BASF zahlt nicht mehr für Edigheim
Zur Erinnerung: Der Ausbaubeitrag wird von Gemeinden zur Deckung der Kosten für den Ausbau von öffentlichen Straßen erhoben. Die Grundlage dafür ist das Kommunalabgabengesetz (KAG) des Landes. Damit von den Anliegern bei einem Ausbau einer Straße nicht einmalig sehr große Beträge gezahlt werden müssen, kassiert die Stadt Ludwigshafen die wiederkehrenden Ausbaubeiträge. Dabei werden alle Grundstücke einer sogenannten Abrechnungseinheit zusammengefasst und somit solidarisch die Ausbaukosten auf alle Bewohner in diesem Gebiet verteilt und nicht nur auf den Anlieger, vor dessen Haustür eine Straße saniert wird. Die Beiträge errechnen sich aus den Ausbaukosten für eine Straße.
Die große Erhöhung in Edigheim ist vor allem auf zwei Faktoren zurückzuführen: Für Straßenbauprojekte in Edigheim zahlt die BASF nicht mehr mit, weil nach einem Gerichtsurteil der Zuschnitt der Abrechnungsgebiete im Norden der Stadt geändert worden ist. Nur noch Nord, Friesenheim und Oppau profitieren vom Miteinzahler BASF. In den kommenden Jahren ist in Edigheim zudem der Ausbau einiger Straßen geplant: Zinkig, Bürgermeister-Fries-Straße, Anglerstraße und Kriemhildstraße. Die Gesamtkosten liegen bei rund 17 Millionen Euro. Die Stadt übernimmt davon ein Viertel (rund 4,3 Millionen Euro), den Rest müssen die Bürger über die Beiträge beisteuern.
Diskussion im Ortsbeirat
Das sorgt auch im Ortsbeirat, der im November mehrheitlich für die Neuregelung stimmte, für Diskussionen. Der Ortsbezirk Oppau habe vier verschiedene Abrechnungseinheiten – Oppau (10 Cent), Edigheim (51 Cent), Pfingstweide (50 Cent) und Nachtweide (7 Cent) –, wandte Helge Moritz (FWG) ein.
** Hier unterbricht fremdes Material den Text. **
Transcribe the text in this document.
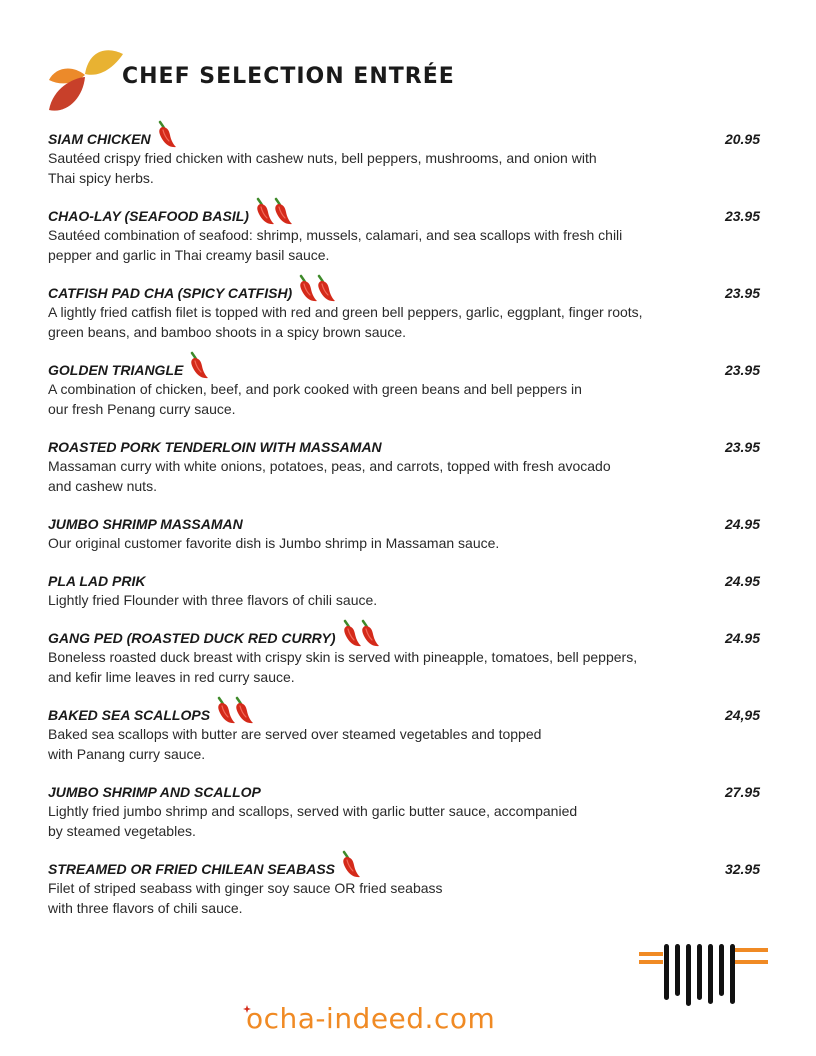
CHEF SELECTION ENTRÉE
SIAM CHICKEN	20.95
Sautéed crispy fried chicken with cashew nuts, bell peppers, mushrooms, and onion with
Thai spicy herbs.
CHAO-LAY (SEAFOOD BASIL)	23.95
Sautéed combination of seafood: shrimp, mussels, calamari, and sea scallops with fresh chili
pepper and garlic in Thai creamy basil sauce.
CATFISH PAD CHA (SPICY CATFISH)	23.95
A lightly fried catfish filet is topped with red and green bell peppers, garlic, eggplant, finger roots,
green beans, and bamboo shoots in a spicy brown sauce.
GOLDEN TRIANGLE	23.95
A combination of chicken, beef, and pork cooked with green beans and bell peppers in
our fresh Penang curry sauce.
ROASTED PORK TENDERLOIN WITH MASSAMAN	23.95
Massaman curry with white onions, potatoes, peas, and carrots, topped with fresh avocado
and cashew nuts.
JUMBO SHRIMP MASSAMAN	24.95
Our original customer favorite dish is Jumbo shrimp in Massaman sauce.
PLA LAD PRIK	24.95
Lightly fried Flounder with three flavors of chili sauce.
GANG PED (ROASTED DUCK RED CURRY)	24.95
Boneless roasted duck breast with crispy skin is served with pineapple, tomatoes, bell peppers,
and kefir lime leaves in red curry sauce.
BAKED SEA SCALLOPS	24,95
Baked sea scallops with butter are served over steamed vegetables and topped
with Panang curry sauce.
JUMBO SHRIMP AND SCALLOP	27.95
Lightly fried jumbo shrimp and scallops, served with garlic butter sauce, accompanied
by steamed vegetables.
STREAMED OR FRIED CHILEAN SEABASS	32.95
Filet of striped seabass with ginger soy sauce OR fried seabass
with three flavors of chili sauce.
ocha-indeed.com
Er regte an, dass Oppau und Edigheim sowie Pfingstweide und Nachtweide zu je einem Abrechnungsgebiet zusammengefasst werden sollten, um die Belastung der Bürger gleichmäßiger zu verteilen.
Ortsvorsteher Frank Meier verwies auf die Stadtverwaltung, die wiederum argumentiere, dass die Abrechnungsgebiete in Edigheim (1,7 Millionen Quadratmeter) und Oppau (7,5 Millionen) unterschiedlich groß seien und eine Zusammenfassung daher nicht gerecht wäre. Zudem gebe es eine neue juristische Bewertung.
„Es führt keine städtische Straße auf Edigheimer Gemarkung zur BASF. Die Straße zum Tor 15 ist eine Landesstraße“, erläuterte Meier im Nachgang der Sitzung die Sachlage. Daher könne die Stadt nicht mehr die Beiträge der BASF auf Edigheim anrechnen. Die Stadt habe – ebenfalls wegen eines Gerichtsurteils – zudem den Abrechnungszeitraum von fünf auf drei Jahre reduzieren müssen. Andernfalls wäre der Anstieg geringer ausgefallen. Und nicht zuletzt, müssten die betroffenen Straßen laut Tiefbauamt saniert werden. Andernfalls würden Sperrungen drohen. „Ich habe aber erhebliche Zweifel, dass der Ausbau in drei Jahren von den Baufirmen leistbar ist. Ich kann den Ärger der Leute gut verstehen“, gibt Meier zu bedenken. Es gebe viele Einsprüche, die nun geprüft werden müssten.